Today’s schedule will revolve around the final round of matches in this year’s Six Nations championship. The settled order of nature having been disturbed by Covid-19 back in March it has only just become possible to finish the competition with three games today. Ireland travel to France for the last game this evening, after England play Italy and Wales play Scotland. Ireland currently head the table, but they have a difficult task in Paris: they need not only to win to secure the Championship but to do so by a bonus point because England will almost certainly get a bonus point against a poor Italian side. The Irish press are talking up the national team’s chances of winning handsomely, but it seems to me rather unlikely especially because France too have a chance of the title if they beat Ireland and get a bonus point. Both sides clearly have to attack, which should make for a good contest.

For what it’s worth, my predictions are: Wales to beat Scotland, England to beat Italy (with a bonus point) and France to beat Ireland (but no bonus point). That combination would make England the champions, with France second and Ireland third.

Update: 16.05. Wales 10 Scotland 14. My predictions are not off to a good start.

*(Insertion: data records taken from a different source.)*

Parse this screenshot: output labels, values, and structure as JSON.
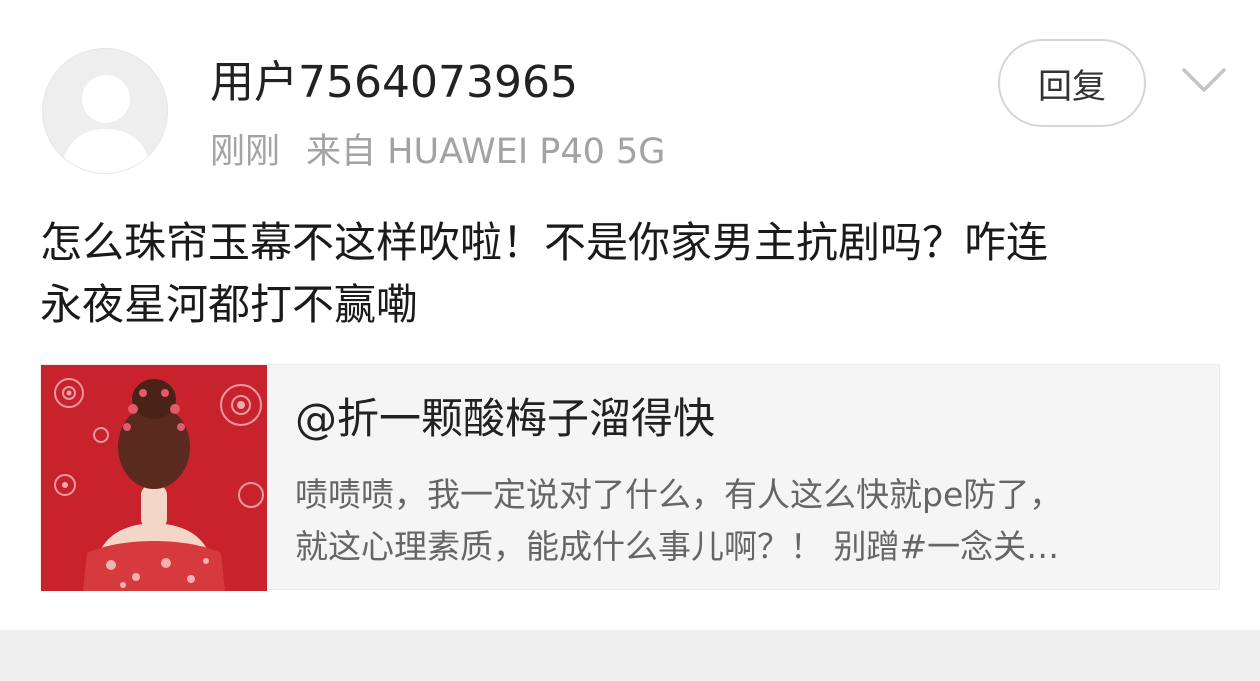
{
  "comment": {
    "username": "用户7564073965",
    "time": "刚刚",
    "source": "来自 HUAWEI P40 5G",
    "reply_label": "回复",
    "text_line1": "怎么珠帘玉幕不这样吹啦！不是你家男主抗剧吗？咋连",
    "text_line2": "永夜星河都打不赢嘞"
  },
  "quote": {
    "title": "@折一颗酸梅子溜得快",
    "body_line1": "啧啧啧，我一定说对了什么，有人这么快就pe防了，",
    "body_line2": "就这心理素质，能成什么事儿啊？！ 别蹭#一念关…"
  },
  "icons": {
    "avatar": "default-user-avatar-icon",
    "more": "chevron-down-icon"
  },
  "colors": {
    "username": "#222222",
    "meta": "#a3a3a3",
    "card_bg": "#f5f5f5",
    "thumb_bg": "#c8232c"
  }
}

Scrappy, error-strewn game with Scotland’s try from a maul that shredded the Welsh defence the highlight of the game. Bad result for Wales but it is good to see Scotland back as a force to be reckoned with.

Update: 18.45. England improved dramatically after a poor first half, and eventually ran out winners by 34 points to 5. That means their points difference is +44 compared to Ireland’s +38. Ireland need a win by 7 or more points (or with a bonus point) to win the Championship.

Update: 21.00. Half-time France 17 Ireland 13. France leading without having played particularly well, thanks to two big Irish errors. Ireland need to score 10 points more than France in the 2nd half.

Update 22.00. Final score France 35 Ireland 27. France won with a bonus point but not by a sufficient margin to win the Championship, which goes to England, with France second and Ireland third. It didn’t go exactly as I predicted but I wasn’t far off!